Capítulo 1

98 11 9
                                    

Es increíble la cantidad de pensamientos sin sentido que pasan por tu mente cuando no estás haciendo nada útil. Con la mirada al frente, el mentón en alto y la espalda derecha, le enseñaba a mi institutriz lo que ella consideraba como la postura perfecta de una reina. Para asegurarse de que caminaba correctamente, la señorita Gillis colocó un pesado libro en mi cabeza. Si el libro se mantenía en su lugar, pasaba la prueba, pero si este se caía, fracasaba.

Con los brazos situados a una altura milimétrica a mis costados, avancé un paso detrás de otro hasta colocarme en el punto señalado del suelo de mármol. Inhalé una bocanada de aire para expandir mis pulmones y comencé a recitar el discurso que me sabía de memoria. Supuestamente, debía imaginar que estaba frente a una audiencia completa, dirigiéndome a mis súbditos. El texto se tambaleaba en mi cabeza, pero no se movió.

Una vez que terminé mi proclamación, la severa mujer asintió, acariciando la vara de madera con la que solía golpearme cuando cometía un error. En esta ocasión me salvé por mi elocuencia, aunque no siempre fue así. Alcanzar un nivel de oratoria elevado me costó una gran cantidad de azotes y fustas mientras crecía.

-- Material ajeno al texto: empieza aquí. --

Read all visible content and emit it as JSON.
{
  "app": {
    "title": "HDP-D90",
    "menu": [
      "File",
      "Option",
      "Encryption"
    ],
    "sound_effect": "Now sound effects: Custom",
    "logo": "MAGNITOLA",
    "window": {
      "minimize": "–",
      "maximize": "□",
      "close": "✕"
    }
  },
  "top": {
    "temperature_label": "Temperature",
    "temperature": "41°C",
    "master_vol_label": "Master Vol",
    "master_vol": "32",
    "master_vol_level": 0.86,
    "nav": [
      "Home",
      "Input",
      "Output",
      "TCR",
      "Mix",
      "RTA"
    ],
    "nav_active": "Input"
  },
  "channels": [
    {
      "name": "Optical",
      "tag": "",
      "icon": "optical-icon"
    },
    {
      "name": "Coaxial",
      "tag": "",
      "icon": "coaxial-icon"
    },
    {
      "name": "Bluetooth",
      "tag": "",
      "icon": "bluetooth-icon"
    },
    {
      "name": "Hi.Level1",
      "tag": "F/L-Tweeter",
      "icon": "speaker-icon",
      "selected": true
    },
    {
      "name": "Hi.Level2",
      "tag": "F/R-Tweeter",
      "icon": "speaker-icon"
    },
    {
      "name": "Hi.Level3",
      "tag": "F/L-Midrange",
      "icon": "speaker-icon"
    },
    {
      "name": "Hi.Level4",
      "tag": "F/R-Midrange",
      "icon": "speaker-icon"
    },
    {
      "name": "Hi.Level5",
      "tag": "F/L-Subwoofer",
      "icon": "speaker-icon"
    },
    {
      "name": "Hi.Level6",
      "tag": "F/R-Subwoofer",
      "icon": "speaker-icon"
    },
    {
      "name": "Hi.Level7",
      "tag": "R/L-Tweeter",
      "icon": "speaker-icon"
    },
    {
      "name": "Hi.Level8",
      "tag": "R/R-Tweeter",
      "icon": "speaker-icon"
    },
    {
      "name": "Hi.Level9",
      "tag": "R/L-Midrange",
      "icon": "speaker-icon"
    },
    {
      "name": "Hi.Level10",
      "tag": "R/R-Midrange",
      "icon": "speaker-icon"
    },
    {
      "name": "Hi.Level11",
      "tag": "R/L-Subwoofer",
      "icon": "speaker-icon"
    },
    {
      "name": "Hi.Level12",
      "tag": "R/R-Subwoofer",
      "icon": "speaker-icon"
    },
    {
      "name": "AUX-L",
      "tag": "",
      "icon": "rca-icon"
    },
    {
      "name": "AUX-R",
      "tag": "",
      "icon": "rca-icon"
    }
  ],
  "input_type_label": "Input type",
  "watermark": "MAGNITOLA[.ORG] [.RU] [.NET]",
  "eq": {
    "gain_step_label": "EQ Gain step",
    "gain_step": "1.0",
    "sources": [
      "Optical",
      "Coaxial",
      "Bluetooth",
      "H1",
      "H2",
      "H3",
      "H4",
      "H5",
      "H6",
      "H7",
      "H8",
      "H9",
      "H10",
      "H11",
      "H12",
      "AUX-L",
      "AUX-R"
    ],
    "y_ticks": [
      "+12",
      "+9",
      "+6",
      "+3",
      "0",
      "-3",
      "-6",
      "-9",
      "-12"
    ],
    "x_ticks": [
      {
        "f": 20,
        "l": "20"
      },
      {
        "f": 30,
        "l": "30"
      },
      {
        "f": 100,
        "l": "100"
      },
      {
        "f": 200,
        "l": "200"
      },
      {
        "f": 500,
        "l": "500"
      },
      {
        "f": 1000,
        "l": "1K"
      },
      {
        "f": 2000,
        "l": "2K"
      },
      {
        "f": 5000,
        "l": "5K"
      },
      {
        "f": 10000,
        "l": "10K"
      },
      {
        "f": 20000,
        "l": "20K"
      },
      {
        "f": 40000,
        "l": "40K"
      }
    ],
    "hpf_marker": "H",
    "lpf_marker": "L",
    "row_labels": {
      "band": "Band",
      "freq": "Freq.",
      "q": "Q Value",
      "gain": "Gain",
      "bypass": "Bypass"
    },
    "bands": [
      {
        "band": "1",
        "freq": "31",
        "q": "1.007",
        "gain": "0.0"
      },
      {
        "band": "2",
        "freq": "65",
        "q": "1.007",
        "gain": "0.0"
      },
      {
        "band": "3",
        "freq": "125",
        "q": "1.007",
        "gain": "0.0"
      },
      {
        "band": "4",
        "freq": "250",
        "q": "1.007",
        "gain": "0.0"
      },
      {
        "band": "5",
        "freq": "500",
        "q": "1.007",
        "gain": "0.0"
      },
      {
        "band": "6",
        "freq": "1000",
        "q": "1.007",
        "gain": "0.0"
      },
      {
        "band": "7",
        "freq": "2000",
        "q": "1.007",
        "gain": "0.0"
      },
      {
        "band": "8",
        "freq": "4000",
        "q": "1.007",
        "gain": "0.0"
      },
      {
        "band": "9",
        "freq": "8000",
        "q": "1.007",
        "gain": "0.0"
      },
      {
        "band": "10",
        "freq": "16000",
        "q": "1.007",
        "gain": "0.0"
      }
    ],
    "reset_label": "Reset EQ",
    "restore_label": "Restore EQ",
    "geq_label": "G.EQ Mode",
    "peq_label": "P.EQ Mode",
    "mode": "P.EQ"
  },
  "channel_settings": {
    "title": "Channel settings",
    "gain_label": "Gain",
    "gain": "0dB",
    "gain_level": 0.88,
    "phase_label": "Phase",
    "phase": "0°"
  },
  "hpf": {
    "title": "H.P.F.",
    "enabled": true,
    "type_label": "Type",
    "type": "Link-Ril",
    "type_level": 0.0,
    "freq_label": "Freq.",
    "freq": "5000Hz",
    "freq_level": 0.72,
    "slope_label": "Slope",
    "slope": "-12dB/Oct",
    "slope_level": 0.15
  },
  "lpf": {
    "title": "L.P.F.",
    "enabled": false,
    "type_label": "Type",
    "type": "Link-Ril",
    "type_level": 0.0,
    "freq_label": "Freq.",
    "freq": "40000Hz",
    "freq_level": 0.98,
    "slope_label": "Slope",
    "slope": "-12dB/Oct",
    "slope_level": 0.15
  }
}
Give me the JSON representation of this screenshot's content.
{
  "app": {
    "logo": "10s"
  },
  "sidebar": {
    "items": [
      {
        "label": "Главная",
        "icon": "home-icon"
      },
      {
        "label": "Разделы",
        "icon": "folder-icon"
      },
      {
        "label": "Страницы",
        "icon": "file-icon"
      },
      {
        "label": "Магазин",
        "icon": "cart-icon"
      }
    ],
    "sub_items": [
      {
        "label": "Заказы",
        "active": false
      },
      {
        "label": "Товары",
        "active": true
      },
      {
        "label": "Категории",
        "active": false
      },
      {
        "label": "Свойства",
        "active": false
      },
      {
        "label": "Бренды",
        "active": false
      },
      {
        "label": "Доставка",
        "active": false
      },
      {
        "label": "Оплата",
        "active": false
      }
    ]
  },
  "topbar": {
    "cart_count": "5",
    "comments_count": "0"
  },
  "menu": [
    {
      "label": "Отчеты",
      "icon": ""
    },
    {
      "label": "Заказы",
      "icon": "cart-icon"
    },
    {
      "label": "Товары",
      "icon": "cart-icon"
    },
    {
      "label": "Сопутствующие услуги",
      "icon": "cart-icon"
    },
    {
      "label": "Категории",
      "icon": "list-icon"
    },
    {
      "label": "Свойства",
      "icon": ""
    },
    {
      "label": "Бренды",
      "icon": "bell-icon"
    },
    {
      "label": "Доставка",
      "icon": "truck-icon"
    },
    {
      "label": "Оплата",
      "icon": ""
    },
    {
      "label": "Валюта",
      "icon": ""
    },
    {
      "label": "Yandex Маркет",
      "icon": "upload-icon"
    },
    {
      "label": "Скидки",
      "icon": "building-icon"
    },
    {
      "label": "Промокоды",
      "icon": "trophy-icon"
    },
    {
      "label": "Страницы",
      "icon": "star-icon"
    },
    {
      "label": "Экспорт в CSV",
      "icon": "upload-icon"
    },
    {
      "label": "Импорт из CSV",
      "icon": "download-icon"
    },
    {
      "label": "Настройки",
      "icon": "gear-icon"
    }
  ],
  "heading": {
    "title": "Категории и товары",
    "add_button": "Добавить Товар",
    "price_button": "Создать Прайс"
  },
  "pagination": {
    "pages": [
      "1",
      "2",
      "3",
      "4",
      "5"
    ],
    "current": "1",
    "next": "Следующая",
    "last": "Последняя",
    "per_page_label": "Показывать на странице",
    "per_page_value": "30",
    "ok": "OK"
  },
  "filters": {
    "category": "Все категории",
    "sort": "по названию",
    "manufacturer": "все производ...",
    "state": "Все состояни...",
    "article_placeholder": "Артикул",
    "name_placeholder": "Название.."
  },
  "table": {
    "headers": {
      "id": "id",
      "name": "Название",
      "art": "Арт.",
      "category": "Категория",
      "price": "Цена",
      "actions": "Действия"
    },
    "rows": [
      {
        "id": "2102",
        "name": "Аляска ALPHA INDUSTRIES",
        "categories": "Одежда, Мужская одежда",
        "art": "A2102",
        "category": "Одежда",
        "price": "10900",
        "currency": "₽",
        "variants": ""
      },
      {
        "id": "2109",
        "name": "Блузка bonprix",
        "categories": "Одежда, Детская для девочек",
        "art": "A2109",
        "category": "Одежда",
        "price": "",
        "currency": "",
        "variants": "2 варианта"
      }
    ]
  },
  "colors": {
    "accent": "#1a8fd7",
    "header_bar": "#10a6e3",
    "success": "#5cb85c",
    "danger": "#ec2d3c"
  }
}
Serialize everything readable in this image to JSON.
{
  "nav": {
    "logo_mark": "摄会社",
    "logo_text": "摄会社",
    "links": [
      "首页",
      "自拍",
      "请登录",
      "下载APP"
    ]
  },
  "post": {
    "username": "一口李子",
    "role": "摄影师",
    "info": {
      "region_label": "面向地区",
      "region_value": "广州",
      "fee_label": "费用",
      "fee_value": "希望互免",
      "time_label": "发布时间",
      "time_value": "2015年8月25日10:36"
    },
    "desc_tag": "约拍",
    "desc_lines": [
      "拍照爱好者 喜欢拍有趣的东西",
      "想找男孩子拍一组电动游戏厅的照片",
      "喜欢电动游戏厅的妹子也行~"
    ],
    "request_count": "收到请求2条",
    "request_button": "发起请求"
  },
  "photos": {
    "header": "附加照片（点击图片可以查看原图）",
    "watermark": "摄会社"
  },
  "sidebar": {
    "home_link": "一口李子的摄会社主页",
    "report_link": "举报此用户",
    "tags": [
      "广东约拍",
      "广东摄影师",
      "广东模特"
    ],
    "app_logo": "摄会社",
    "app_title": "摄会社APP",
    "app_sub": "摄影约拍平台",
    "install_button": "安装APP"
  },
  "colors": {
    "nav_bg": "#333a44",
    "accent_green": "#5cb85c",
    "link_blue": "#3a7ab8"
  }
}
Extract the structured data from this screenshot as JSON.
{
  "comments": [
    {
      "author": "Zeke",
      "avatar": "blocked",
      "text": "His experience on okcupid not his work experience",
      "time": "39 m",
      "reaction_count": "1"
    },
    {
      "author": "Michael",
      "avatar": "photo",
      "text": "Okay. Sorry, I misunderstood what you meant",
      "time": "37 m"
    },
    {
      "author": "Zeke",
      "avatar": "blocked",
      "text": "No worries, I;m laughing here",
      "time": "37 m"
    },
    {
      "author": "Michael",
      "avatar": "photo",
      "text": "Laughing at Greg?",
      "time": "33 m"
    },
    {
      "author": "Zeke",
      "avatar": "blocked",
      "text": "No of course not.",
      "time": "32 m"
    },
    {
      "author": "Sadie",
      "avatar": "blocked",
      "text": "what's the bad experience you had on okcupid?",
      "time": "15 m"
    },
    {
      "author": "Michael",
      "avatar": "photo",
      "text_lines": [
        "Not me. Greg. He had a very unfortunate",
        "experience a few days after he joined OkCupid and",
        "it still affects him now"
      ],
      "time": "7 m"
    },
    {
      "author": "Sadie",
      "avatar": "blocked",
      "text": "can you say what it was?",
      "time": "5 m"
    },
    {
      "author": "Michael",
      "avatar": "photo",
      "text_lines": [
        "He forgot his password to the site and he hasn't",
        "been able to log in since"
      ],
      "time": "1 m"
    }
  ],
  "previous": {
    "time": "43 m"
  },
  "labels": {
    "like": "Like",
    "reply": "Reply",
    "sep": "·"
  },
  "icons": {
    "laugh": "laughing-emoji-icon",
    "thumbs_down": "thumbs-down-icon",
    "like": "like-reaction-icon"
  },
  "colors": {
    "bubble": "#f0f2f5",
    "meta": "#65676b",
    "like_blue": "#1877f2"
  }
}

Al principio lloraba porque los golpes no dejaban de caer sobre mí, pero finalmente llegué a acostumbrarme a ellos. Y lo que es más importante, entendí cómo podía evitarlos. Si me esforzaba el doble, si iba más allá del límite de mi inteligencia, jamás volverían a golpearme. Por supuesto, ella jamás caería tan bajo como para felicitarme, pero era evidente que estaba satisfecha con mi desempeño.

―Siga practicando Alteza, la excelencia sólo se consigue practicando―Comentó la señorita Gillis, inusualmente amable―

Mi institutriz revisó el reloj encima de la chimenea, constatando que el tiempo de nuestra lección diaria se había agotado. Se despidió con una reverencia, tal como dictaba el protocolo y luego se marchó para continuar con sus actividades. Cuando la puerta se cerró, me quité el enorme libro de la cabeza, leyendo el título en la portada.

Era un ejemplar antiguo, como de los que únicamente se encontraban en la biblioteca real. Me sentí tan bien sosteniéndolo que no pude evitar rozarlo con los dedos. Personalmente, prefería estudiar los libros en lugar de tener que utilizarlos para corregir mi postura, pero en general no era bien visto que las damas tuvieran un aspecto ilustrado.

Es cierto que mis maestros me instaban a obtener los mejores puntajes académicos, pero no era eso lo que mi institutriz esperaba de mí. Su tarea era enseñarme modales de etiqueta, con el objetivo de que a futuro me convirtiera en una monarca preparada para el cargo. Eso incluía saber cómo pronunciar discursos, recibir a emisarios de otros reinos, ofrecer banquetes y guiar una buena conversación.

Por esa razón, siempre me esforzaba para estar a la altura de sus estándares casi imposibles, los cuales eran tan exigentes que otras aristócratas de mi edad se habían rendido. Nadie podía complacerla, excepto que yo no era como las demás.

Desde que era muy pequeña, siempre supe que era diferente al resto. No me veía como mis padres o como los demás niños del castillo, si tuviera que ser más precisa, no me parecía a ninguna otra persona. Mi cabello blanco y ojos grises resaltaban demasiado, eso aparte de mi piel extremadamente pálida. A lo largo de mi vida, mi apariencia había delimitado mi personalidad y las personas que me rodeaban.

Nadie, ya fueran los nobles en el castillo o los aldeanos de la ciudad, me creían con la fortaleza para hacer algo importante. Mucho menos para gobernar un reino tan grande como el mío. Cuando me miraban no veían a una princesa, al contrario, lo único que podían ver era una amenaza que debían eliminar, antes de que los aniquilara a ellos.

Ver mi reflejo en el espejo y no apartar la mirada era una batalla que libraba todos los días y jamás acabaría. Un recordatorio constante de lo que era. Los rumores que los miembros de la corte susurraban a mis espaldas cuando creían que no los veía, eran una advertencia de que tampoco podía cambiarlo: estas características físicas eran permanentes.